A loopful of test isolates of the respective species of Enterobacteriaceae (1 μl) was suspended in 2 mL of tryptic soy broth [Oxoid Ltd., Basingstoke, United Kingdom], and a meropenem disc was immersed in the suspension and incubated for a minimum of 4 h at 37 °C. A 0.5 McFarland suspension of E. coli ATCC 25922 indicator strains was prepared in normal saline using the direct colony suspension method and inoculated on an MHA plate using the routine disc diffusion procedure. Then the meropenem disc was removed from the TSB and placed on an MHA plate inoculated with E. coli ATCC 25922 and incubated at 37 °C for 24 h. If the isolate produces carbapenemase, the meropenem in the disc is hydrolyzed, and there is either no zone of inhibition or only limited enhancement in the inhibition zone corresponding to the meropenem-susceptible E. coli (ATCC 25922). Thus, results were judged to be positive for inhibition zones with a diameter of ≤15 mm or presence of pinpoint colonies within a 16–18 mm, and negative for ≥19 mm [18,19,20].

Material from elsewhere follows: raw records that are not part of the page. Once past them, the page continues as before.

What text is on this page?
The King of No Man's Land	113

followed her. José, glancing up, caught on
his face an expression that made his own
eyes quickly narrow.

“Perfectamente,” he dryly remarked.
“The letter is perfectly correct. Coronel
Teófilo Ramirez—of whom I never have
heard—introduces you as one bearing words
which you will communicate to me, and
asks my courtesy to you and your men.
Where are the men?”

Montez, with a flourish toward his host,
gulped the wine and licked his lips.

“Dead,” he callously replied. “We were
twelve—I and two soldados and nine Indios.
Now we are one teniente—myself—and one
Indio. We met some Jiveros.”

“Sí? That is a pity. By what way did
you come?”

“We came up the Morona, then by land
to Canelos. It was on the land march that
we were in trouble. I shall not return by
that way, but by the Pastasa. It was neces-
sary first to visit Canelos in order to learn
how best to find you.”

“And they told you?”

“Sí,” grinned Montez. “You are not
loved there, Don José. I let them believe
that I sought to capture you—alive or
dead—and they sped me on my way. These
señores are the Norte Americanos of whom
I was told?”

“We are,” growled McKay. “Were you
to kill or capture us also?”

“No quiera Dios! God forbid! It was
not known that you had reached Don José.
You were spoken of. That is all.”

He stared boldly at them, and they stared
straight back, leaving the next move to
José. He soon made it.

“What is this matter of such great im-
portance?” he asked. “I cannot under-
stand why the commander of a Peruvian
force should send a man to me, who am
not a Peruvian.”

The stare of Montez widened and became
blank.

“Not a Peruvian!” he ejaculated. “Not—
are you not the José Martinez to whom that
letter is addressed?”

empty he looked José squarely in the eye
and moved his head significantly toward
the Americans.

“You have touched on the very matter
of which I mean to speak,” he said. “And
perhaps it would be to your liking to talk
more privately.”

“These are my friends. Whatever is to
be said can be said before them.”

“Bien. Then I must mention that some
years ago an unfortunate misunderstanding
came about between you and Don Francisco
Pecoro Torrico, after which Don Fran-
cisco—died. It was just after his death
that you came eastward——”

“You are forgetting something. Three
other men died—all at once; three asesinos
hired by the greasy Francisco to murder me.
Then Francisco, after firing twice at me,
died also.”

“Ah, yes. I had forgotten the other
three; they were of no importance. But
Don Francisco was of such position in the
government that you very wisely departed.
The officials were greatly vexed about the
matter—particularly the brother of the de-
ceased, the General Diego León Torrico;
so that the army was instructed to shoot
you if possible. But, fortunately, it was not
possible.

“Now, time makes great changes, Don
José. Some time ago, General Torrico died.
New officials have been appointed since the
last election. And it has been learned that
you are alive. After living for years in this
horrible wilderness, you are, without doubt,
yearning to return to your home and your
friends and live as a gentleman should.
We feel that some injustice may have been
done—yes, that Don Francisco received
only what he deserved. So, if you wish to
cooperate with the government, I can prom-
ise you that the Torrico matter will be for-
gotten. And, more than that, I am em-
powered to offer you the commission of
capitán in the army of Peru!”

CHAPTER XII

Antibiotic susceptibility testing

Antimicrobial susceptibility testing was carried out by the Kirby-Bauer disc diffusion method [21], and the results or the diameter of the zone of inhibition were expressed as susceptible, intermediate, or resistant according to the CLSI 2020 guideline after overnight incubation at 37 °C. After preparation of 0.5 McFarland turbidity inoculums, Muller-Hinton Agar (MHA) [Oxoid LTD, Basingstoke, Hampshire, and United England] plates were inoculated, and antimicrobial discs were applied to the plate. The antibiotic discs [Abtek Biologicals Ltd., Liverpool, UK] used in this study were ampicillin (10 μg), amoxicillin-clavulanic acid (20/10 μg), cefotaxime (30 μg), meropenem (10 μg), gentamicin (10 μg), azithromycin (15 μg), tetracycline (30 μg), ciprofloxacin (5 μg), sulfamethoxazole-trimethoprim (3.75/1.25 μg), and chloramphenicol (30 μg). An Enterobacteriaceae isolate was considered multidrug-resistant (MDR) if it was non-susceptible to at least one antimicrobial drug in three or more different classes or groups of antibiotics [19].

Data quality assurance

Reference strains (known for producing ESBL and carbapenemase) obtained from the Ethiopian public health institution (EPHI): E. coli ATCC 25922 and K. pneumoniae ATCC 700603, were used to check the quality of ESBL and carbapenemase test procedures, the quality of culture media, biochemical tests, and the effectiveness of antibiotic discs. Standard operating procedures (SOP) were strictly implemented from sample collection up to final microbiological identification. All culture media were prepared following the manufacturer’s instructions, and the sterility of the culture media was tested by incubating 5% of the batch at 35–37 °C overnight for evaluation of possible contamination.